Inositol Phospholipid Interactions with Inward Rectifier Potassium Channels and Their Role in Disease

Abstract

Ion channels are frequently modulated by specific protein-lipid interactions in the phospholipid bilayer. The activation of human inward rectifying potassium (hKir) channels by phosphoinositides (PI) has been well characterised in biophysical studies. Here, we provide an extensive application of a coarse-grained molecular dynamics free-energy perturbation (CG-MD-FEP) methodology to capture the energetics of binding of PI lipids to hKir channels. By using either a single- or multi-step protocol, we establish a consistent value for the binding of PIP2 to hKir channels, relative to the binding of the bulk phosphatidylcholine phospholipid and in the presence of anionic phospholipid such as phosphatidylserine (PS).

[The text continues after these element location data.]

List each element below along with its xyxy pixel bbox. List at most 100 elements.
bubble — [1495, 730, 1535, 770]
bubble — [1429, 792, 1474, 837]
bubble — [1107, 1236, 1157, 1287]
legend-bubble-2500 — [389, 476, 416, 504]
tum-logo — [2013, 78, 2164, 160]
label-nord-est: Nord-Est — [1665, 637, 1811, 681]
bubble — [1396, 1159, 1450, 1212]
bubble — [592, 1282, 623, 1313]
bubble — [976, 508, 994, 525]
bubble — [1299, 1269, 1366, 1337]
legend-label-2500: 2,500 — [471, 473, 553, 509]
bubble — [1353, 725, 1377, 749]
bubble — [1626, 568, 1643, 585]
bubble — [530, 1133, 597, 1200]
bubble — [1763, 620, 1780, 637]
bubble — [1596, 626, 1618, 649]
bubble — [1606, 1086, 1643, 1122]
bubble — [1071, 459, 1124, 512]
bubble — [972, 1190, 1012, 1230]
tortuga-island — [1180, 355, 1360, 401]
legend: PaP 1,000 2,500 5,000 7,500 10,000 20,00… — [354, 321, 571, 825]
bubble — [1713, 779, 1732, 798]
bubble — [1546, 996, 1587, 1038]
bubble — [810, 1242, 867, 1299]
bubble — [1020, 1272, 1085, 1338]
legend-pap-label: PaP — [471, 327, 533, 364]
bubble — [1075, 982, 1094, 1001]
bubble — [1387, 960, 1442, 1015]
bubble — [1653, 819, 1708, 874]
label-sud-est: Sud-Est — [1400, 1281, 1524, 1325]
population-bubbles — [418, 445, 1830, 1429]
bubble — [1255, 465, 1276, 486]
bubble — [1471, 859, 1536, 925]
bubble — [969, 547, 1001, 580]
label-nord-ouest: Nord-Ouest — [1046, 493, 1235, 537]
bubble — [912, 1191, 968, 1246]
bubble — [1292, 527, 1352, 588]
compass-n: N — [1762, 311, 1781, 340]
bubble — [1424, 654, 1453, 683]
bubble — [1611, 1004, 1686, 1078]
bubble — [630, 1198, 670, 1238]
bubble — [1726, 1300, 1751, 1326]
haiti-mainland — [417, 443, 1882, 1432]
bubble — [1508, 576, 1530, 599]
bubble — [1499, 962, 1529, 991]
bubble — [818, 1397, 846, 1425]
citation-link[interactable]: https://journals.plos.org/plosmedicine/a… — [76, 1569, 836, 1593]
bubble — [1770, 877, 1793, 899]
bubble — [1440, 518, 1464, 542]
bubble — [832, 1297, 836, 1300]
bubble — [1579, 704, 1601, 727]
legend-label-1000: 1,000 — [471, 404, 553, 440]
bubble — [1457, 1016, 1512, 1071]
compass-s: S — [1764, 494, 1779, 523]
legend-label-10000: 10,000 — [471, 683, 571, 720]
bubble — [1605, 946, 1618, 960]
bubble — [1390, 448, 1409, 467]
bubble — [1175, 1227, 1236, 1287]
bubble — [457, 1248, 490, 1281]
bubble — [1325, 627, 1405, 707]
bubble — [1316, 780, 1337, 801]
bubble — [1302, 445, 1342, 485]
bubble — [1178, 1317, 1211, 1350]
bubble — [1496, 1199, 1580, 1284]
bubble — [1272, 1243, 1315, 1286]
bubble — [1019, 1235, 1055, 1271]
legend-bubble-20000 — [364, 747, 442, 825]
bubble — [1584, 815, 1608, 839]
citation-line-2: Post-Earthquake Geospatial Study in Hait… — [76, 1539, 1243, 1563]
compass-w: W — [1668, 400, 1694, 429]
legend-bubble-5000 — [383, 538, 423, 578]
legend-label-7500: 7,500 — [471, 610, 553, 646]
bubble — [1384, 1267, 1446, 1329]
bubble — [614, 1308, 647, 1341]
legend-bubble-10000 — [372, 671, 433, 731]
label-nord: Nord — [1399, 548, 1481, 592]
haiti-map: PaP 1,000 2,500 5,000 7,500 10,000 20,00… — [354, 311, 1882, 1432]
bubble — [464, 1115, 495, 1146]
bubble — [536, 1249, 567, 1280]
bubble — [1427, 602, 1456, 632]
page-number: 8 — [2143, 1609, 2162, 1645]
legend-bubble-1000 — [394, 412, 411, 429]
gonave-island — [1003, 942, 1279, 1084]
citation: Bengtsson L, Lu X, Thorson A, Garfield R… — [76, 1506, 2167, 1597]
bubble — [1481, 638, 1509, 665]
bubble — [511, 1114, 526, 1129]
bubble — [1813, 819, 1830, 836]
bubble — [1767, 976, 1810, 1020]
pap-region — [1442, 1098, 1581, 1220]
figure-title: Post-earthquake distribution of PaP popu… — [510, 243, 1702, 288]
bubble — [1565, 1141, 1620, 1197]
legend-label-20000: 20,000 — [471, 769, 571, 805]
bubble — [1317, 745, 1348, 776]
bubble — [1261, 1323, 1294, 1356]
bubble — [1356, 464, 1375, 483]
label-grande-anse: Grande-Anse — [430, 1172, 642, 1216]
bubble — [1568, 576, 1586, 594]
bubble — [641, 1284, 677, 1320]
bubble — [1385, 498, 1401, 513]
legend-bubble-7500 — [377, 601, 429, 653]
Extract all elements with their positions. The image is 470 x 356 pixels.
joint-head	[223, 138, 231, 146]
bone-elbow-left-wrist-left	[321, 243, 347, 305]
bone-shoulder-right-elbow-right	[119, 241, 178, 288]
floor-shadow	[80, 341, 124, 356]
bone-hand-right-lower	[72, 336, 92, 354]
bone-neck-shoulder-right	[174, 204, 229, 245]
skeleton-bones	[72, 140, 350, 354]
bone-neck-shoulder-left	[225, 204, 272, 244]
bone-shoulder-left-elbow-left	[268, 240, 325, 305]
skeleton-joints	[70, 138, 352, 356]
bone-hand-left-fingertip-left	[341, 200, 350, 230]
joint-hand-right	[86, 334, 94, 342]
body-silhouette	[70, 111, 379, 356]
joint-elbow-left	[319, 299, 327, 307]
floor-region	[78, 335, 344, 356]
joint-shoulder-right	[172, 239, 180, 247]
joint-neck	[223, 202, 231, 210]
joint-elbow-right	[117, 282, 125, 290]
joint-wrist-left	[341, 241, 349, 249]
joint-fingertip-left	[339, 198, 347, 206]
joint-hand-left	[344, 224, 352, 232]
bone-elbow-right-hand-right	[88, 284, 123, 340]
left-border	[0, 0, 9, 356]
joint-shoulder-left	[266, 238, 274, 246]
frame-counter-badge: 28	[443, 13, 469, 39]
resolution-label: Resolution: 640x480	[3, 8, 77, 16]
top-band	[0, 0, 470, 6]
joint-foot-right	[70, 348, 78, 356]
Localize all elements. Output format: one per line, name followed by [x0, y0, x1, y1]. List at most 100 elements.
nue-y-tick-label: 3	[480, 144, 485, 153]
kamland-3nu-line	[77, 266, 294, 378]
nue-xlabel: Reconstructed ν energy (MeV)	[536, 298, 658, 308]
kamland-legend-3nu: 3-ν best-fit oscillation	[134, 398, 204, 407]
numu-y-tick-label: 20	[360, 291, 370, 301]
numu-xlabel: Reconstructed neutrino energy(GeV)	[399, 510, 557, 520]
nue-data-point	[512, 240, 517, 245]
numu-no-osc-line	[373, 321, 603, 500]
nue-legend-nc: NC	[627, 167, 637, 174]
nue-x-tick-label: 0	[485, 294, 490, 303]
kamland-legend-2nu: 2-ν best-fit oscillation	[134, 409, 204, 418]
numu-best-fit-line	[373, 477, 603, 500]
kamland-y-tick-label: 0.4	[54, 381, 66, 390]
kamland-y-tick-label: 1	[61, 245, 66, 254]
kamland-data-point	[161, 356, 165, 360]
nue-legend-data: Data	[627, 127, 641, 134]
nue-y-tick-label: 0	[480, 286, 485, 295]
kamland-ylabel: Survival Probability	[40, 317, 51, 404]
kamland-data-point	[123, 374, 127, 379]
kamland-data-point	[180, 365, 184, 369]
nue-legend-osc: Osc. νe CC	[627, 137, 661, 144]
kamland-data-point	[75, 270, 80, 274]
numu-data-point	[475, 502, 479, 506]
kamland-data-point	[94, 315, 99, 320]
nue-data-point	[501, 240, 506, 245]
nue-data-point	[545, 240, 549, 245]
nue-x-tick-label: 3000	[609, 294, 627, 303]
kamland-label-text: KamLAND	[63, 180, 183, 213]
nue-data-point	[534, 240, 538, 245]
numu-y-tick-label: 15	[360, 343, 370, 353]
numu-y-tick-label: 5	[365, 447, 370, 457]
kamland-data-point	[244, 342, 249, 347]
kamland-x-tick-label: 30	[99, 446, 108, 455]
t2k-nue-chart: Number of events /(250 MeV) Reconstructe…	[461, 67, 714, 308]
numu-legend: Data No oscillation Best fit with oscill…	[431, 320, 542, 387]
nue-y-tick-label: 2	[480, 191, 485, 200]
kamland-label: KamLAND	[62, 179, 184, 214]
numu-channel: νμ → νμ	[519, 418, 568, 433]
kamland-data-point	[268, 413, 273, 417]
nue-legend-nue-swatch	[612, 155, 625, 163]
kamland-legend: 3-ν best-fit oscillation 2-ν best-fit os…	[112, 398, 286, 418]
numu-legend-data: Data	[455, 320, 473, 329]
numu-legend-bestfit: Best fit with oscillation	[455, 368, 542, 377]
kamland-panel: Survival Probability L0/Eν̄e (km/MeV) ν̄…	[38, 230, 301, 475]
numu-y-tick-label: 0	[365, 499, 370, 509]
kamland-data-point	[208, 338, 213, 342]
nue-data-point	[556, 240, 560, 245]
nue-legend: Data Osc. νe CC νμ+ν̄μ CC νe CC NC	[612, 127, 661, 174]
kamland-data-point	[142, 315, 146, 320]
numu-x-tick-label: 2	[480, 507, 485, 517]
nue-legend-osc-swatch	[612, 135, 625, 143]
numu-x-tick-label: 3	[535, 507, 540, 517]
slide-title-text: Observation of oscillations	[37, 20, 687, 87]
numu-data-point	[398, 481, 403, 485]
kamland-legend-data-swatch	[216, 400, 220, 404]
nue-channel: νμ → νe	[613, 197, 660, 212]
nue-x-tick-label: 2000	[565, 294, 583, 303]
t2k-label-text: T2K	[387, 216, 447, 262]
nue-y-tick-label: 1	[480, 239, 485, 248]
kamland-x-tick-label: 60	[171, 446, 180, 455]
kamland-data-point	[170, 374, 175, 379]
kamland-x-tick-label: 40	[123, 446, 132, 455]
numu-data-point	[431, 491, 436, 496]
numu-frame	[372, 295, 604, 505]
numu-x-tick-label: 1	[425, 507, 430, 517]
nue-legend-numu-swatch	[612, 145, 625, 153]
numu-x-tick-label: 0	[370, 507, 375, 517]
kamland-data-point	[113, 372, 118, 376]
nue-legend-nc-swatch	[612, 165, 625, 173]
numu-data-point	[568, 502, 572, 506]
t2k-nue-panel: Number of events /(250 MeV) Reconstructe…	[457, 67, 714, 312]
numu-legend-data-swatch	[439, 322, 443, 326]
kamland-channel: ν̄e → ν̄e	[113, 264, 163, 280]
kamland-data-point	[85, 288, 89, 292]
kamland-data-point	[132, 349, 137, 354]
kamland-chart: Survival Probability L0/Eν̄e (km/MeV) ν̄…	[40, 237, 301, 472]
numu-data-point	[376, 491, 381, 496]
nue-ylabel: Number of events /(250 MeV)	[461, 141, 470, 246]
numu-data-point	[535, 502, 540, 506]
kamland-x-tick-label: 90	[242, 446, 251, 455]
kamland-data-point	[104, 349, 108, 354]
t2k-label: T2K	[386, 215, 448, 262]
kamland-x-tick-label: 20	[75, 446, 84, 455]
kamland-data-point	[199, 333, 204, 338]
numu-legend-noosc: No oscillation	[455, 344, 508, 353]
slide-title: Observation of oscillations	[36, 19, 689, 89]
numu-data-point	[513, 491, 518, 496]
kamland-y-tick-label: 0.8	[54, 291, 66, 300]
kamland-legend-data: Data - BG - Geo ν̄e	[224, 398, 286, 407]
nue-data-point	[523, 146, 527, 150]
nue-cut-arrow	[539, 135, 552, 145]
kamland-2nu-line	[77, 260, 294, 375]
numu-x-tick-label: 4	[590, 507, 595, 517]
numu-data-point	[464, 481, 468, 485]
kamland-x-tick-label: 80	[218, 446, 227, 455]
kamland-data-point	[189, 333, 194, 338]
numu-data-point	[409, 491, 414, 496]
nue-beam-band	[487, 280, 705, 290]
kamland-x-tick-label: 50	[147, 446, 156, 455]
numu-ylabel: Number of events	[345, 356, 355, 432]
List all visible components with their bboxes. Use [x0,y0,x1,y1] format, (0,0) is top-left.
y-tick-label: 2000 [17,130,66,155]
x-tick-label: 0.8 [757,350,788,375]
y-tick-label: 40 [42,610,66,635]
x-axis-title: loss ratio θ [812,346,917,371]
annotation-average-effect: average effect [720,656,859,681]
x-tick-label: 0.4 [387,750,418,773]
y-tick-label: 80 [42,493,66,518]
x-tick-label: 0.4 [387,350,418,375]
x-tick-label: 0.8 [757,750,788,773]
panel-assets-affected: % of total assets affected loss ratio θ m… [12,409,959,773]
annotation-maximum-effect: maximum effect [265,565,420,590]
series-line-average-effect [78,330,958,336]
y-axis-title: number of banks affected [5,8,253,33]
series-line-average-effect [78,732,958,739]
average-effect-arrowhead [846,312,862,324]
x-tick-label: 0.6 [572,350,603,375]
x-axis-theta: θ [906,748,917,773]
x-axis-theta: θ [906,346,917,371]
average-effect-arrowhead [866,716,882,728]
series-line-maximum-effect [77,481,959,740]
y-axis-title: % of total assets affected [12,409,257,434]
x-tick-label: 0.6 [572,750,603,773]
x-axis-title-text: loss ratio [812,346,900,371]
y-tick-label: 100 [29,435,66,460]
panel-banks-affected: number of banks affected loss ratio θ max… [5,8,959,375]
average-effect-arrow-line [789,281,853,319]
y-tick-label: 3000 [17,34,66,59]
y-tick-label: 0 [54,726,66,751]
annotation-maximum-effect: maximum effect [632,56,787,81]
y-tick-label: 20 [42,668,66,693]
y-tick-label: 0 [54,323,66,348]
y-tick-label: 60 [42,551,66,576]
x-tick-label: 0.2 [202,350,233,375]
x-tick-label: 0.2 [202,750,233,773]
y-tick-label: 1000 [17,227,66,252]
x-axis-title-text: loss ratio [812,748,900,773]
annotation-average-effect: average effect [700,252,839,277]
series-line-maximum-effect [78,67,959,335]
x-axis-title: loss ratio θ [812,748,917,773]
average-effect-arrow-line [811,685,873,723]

By perturbing amino acid side chains on hKir6.2, we show that the neonatal diabetes mutation E179K has increased PIP2 affinity, while the congenital hyperinsulinism mutation K67N results in a reduced affinity. This is in good agreement with electrophysiological studies showing the E179K mutant exhibits a reduction in neomycin sensitivity, which implies that PIP2 binds more tightly to E179K mutant channels. We conclude that our application provides a valuable method to compare affinities between lipid species, and for annotating amino acid side chains within lipid-binding pockets.